I drove there after dropping the kids off at school, which is about a mile up the road the other way. Here it is:
The remarkable thing about this experience is how unremarkable it was, not that the house itself needs to be important or interesting, but that the street was quiet, no one there but me and a couple of gardeners, and it's right off a main thoroughfare near a shopping complex with a Trader Joe's. The house itself was protected as a "historical resource" by the Historical Society of Los Altos in late 2013 and the only indication that you are in the right place once you get there is that there are small, discreet signs in two or three locations on the property that indicate that your presence is being recorded by surveillance cameras.

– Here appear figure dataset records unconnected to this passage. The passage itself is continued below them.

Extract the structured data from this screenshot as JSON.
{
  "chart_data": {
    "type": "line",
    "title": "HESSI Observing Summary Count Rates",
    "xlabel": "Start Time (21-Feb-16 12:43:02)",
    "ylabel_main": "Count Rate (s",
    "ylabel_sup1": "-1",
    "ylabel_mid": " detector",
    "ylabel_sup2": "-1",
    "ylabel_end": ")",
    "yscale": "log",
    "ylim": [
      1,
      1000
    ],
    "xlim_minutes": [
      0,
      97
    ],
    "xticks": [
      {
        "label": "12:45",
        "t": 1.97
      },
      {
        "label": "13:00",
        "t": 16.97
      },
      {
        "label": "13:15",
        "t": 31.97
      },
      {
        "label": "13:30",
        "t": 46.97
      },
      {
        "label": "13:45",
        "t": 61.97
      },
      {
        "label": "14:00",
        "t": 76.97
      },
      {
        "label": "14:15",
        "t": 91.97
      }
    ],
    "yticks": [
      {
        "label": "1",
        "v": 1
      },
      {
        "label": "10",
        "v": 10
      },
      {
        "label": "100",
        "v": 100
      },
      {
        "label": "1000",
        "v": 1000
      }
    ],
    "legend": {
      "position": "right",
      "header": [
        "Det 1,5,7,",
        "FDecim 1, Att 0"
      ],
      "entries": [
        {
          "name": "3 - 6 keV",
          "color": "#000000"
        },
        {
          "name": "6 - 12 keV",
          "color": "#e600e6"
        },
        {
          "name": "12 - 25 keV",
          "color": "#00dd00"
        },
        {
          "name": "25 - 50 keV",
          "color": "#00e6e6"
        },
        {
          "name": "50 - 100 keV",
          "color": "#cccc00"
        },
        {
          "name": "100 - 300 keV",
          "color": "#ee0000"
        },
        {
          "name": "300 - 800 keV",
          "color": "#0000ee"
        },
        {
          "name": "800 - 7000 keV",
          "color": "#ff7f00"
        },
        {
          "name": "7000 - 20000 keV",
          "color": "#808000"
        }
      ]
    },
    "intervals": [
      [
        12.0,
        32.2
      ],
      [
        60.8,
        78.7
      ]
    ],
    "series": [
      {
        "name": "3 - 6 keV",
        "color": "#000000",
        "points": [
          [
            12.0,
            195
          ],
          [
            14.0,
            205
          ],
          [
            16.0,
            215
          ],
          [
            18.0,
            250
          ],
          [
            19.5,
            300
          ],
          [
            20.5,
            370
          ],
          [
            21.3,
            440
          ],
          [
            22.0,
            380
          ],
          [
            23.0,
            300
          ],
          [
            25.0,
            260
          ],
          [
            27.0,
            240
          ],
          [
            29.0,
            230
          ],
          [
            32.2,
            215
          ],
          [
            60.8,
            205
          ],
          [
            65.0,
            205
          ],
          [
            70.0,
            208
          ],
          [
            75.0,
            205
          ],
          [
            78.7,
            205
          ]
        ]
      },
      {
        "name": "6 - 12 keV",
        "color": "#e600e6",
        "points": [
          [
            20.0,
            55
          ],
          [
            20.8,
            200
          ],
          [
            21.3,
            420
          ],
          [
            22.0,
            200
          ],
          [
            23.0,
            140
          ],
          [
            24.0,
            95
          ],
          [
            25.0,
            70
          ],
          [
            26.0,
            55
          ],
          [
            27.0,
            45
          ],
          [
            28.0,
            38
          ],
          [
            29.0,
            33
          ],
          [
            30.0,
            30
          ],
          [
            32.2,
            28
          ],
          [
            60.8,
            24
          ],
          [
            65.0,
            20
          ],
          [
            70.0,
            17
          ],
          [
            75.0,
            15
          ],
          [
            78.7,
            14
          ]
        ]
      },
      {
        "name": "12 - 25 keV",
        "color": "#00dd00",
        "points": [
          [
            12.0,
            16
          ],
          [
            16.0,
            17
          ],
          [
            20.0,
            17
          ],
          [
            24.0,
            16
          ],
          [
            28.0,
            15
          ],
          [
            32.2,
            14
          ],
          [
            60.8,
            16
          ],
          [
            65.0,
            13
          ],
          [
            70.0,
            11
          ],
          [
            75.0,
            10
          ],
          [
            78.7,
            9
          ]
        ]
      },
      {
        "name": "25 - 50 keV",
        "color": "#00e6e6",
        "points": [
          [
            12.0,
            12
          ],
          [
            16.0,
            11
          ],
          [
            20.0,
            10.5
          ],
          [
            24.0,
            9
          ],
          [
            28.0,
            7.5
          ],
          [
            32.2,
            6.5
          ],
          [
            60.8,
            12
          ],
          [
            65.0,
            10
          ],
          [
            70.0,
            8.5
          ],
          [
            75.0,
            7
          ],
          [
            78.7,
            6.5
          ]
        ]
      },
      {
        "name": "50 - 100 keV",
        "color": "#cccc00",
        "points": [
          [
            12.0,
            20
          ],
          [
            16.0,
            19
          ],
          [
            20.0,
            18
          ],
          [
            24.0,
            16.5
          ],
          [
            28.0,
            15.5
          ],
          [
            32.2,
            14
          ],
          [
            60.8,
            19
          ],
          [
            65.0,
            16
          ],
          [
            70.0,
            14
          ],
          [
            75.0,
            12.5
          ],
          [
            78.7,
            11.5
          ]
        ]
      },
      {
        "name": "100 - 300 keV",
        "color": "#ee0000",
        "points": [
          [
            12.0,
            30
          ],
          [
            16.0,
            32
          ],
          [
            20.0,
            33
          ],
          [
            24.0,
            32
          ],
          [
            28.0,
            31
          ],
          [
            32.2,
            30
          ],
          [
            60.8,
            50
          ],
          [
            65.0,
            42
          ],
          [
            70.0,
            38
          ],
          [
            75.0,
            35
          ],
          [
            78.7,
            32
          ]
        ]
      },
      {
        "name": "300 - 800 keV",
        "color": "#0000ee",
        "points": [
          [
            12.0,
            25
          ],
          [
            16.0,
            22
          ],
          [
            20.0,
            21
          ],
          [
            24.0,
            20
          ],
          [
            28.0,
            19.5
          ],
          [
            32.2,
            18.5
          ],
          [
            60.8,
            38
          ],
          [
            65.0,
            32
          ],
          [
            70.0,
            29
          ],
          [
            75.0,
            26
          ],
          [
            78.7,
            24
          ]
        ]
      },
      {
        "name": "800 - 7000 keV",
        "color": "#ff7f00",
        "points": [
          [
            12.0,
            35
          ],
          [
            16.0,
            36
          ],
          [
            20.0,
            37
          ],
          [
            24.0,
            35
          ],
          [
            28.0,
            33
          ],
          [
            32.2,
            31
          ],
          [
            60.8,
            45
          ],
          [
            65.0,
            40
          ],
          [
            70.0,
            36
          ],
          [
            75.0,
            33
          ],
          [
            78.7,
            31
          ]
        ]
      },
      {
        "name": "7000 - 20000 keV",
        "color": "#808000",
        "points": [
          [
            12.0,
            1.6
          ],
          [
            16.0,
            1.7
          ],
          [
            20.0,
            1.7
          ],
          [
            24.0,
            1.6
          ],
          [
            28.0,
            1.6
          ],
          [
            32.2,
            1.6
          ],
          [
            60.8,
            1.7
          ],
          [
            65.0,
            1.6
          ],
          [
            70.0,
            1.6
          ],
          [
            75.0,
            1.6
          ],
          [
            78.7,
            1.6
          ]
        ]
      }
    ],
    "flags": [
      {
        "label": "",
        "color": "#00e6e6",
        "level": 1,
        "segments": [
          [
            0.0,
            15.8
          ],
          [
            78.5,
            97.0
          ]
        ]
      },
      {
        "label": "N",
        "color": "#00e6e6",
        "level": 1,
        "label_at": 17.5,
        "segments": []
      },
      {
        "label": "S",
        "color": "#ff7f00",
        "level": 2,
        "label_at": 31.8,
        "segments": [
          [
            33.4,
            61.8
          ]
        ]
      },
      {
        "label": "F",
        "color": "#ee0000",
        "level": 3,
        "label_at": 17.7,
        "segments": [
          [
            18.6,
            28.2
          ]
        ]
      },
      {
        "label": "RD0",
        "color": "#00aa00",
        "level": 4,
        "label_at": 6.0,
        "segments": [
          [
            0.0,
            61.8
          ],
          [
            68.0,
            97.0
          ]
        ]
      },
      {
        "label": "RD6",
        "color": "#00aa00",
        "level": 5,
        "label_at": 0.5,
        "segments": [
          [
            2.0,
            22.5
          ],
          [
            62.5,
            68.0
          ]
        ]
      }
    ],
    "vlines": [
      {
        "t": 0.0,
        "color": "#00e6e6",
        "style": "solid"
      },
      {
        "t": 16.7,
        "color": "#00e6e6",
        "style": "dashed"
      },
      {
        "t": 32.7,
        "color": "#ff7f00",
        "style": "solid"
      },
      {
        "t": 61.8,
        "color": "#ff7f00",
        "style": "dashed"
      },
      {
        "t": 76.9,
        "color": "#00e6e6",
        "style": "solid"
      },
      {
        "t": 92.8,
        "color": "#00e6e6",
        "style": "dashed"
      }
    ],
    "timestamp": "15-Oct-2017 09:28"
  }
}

Jobs lived there from 7th grade through high school and assembled the first set of Apple 1's there in 1976 -- with Woz. You can't help but wonder what synapses fired in what sequence in his brain as a result of living here, but the connection between Apple and the orchards is, according to Steve himself, not a coincidence.
From Walter Isaacson's biography: "On the naming of Apple, he said he was 'on one of my fruitarian diets.' He said he had just come back from an apple farm, and thought the name sounded “fun, spirited and not intimidating.”
It was the All-One "commune"/farm in Oregon, where Steve had friends and visited on occasion. They grew apples there. To me "Apple" also suggests portability, accessibility, simplicity and color. Branding genius? We'll never know whether it had anything to do with Apple Records (marketers know, brand confusion CAN work in your favor); whatever it was, it works.